This example showcases best practices for loading data into a Syd Viewer. 

It gives three examples for different contexts related to how much data is loaded and how long it takes to load. 

In [1]:
try:
    import google.colab
    # We're in Colab
    !pip install git+https://github.com/landoskape/syd.git

except ImportError:
    pass

In [2]:
%matplotlib inline

import numpy as np
import matplotlib.pyplot as plt
from syd import make_viewer, Viewer

In [3]:
# Let's create a toy dataset to create syd viewers from.
# It's called dataset_on_disk because we're pretending it's a large file on disk.
# Here, we create 10 datasets, each with 100 samples and 10000 timepoints (your data will probably be more complex!)
num_datasets = 10
num_samples = 100
num_timepoints = 10000
dataset_on_disk = [np.random.randn(num_samples, num_timepoints) for _ in range(num_datasets)]

# Let's create a dataset loading function that will simulate loading data from a large file on disk.
# I recognize that this is a bit of a contrived example, but it's just for demonstration --
# you can imagine that load_dataset does some heavy dataloading (e.g. with np.load) and even 
# handles preprocessing of the data.
def load_dataset(dataset_index):
    return dataset_on_disk[dataset_index]

## Option 1: Preload the data into memory and access it as a global variable

When to use this option?
Option 1 is best when you have a small dataset and you want to make a quick viewer. 

For example, if you plan to use a jupyter notebook to explore your data and you know that you'll have some result
processed in the working memory of the notebook, you can make a viewer like this.

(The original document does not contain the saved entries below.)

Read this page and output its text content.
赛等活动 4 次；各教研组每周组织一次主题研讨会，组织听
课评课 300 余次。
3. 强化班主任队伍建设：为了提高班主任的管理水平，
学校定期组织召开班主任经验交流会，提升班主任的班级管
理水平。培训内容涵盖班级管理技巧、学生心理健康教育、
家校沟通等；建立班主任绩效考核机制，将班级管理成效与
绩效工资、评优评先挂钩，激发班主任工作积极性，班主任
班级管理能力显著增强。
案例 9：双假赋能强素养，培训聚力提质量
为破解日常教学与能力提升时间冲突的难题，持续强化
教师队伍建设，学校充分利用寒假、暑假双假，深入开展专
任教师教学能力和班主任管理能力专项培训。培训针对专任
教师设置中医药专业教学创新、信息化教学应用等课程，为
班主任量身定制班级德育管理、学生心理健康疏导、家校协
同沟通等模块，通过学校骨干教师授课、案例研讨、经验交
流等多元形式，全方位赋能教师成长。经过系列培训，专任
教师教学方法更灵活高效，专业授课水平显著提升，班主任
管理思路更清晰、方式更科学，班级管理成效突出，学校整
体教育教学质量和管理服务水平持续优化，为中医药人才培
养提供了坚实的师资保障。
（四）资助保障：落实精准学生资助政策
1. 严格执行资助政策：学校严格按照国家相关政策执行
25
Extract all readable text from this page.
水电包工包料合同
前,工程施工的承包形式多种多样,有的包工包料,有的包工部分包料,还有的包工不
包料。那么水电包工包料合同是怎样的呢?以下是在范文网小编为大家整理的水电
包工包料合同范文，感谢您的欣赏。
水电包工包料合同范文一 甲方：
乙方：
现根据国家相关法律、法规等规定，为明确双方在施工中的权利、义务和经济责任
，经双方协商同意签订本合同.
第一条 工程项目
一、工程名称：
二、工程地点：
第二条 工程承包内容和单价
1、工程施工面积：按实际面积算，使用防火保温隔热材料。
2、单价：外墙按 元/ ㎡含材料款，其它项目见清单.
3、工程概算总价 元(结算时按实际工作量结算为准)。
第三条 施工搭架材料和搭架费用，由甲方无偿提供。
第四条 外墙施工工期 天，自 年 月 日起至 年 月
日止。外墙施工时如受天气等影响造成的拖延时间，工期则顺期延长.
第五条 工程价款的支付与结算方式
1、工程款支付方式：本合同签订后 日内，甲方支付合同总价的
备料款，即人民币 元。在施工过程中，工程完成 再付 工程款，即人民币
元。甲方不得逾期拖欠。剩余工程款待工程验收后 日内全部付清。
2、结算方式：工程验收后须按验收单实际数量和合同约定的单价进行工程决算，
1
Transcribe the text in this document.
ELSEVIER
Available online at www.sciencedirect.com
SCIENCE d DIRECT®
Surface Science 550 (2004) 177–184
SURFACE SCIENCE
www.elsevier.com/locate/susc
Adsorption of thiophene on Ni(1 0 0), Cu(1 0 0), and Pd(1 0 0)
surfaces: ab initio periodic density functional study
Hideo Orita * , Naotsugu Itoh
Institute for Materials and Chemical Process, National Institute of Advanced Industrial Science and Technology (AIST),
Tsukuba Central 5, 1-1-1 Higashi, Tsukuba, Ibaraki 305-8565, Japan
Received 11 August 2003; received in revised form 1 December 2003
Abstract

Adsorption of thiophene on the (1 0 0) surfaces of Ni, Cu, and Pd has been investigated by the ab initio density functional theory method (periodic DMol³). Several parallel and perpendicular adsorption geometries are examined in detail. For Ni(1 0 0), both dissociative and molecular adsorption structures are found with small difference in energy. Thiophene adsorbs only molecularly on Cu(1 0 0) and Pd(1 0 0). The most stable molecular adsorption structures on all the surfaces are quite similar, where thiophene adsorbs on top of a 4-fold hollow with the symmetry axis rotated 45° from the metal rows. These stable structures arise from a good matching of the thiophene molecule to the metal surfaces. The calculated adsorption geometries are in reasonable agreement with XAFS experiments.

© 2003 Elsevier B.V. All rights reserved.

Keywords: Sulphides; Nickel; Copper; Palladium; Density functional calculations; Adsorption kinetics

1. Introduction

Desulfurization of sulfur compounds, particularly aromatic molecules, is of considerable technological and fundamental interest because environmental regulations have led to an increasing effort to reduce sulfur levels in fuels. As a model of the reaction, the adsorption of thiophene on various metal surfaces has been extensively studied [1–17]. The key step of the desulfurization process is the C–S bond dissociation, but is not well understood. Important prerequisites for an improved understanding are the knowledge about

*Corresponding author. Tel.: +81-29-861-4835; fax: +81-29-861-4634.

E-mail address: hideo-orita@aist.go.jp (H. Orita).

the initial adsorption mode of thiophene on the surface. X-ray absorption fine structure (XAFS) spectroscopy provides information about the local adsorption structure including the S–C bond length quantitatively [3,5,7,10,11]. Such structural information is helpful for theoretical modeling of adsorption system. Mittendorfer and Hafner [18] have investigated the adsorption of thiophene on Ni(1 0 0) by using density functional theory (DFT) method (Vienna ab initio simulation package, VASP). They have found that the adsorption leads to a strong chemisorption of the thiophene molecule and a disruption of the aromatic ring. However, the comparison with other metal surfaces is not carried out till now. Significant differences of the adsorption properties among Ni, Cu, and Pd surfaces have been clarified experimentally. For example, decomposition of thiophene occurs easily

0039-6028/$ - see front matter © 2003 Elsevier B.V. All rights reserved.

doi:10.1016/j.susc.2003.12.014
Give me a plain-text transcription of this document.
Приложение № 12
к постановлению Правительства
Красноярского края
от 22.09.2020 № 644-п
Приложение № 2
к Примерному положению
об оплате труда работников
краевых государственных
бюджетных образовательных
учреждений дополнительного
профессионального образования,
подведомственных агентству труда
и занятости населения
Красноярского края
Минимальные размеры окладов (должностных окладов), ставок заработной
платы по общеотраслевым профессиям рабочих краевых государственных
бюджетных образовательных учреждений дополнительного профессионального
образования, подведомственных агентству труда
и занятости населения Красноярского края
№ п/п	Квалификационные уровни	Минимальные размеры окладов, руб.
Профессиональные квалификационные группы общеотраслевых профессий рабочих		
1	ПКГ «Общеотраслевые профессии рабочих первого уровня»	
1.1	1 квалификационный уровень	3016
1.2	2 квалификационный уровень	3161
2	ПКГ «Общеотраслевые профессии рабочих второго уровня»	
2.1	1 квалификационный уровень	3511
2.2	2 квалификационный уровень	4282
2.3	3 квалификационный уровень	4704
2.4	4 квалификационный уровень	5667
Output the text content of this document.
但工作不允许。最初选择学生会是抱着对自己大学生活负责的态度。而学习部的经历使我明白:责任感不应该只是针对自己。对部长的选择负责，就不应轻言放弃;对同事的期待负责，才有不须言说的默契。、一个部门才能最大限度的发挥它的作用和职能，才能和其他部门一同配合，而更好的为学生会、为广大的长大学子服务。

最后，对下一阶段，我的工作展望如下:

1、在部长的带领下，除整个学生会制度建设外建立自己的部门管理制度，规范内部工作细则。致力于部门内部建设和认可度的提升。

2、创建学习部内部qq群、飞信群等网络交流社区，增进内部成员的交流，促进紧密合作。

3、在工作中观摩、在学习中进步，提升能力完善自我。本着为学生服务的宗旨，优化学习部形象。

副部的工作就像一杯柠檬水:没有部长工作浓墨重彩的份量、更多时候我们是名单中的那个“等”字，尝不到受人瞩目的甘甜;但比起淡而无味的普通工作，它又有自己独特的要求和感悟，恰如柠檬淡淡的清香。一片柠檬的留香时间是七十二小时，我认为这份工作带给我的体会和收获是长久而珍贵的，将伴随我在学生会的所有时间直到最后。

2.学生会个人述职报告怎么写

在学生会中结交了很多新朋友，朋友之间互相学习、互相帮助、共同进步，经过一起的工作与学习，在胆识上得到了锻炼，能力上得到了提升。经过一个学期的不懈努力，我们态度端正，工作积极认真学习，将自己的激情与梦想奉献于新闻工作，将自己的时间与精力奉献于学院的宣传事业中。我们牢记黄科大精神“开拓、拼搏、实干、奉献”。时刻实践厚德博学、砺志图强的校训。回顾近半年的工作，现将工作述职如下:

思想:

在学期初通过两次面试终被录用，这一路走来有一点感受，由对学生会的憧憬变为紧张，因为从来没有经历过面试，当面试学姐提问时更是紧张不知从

Option 1 is useful for simple viewers - especially ones for just taking a look at the data without
complex processing etc. 

In [None]:
# Option 1: Preload the data into memory and access it as a global variable
dataset = [load_dataset(i) for i in range(num_datasets)]

# Make the plot function after preloading the data into memory -- 
# It'll know to use the "dataset" variable to get the data.
def plot(state):
    c_data = dataset[state["dataset_index"]]
    c_sample = c_data[state["sample_index"]]
    fig = plt.figure(figsize=(4, 4))
    ax = plt.gca()
    ax.plot(c_sample)
    return fig

# Make the viewer -- notice that we don't need to pass in the dataset variable anywhere,
# it's defined globally and referenced in the plot function.
viewer = make_viewer(plot)
viewer.add_integer("dataset_index", value=0, min=0, max=num_datasets - 1)
viewer.add_integer("sample_index", value=0, min=0, max=num_samples - 1)
viewer.show()

## Option 1a: Preload the data into memory using a delayed cache and access it as a global variable

When to use this option?
Option 1a is good for simple viewers but where the dataloading takes a long time _and_ you might not want to look at all of it.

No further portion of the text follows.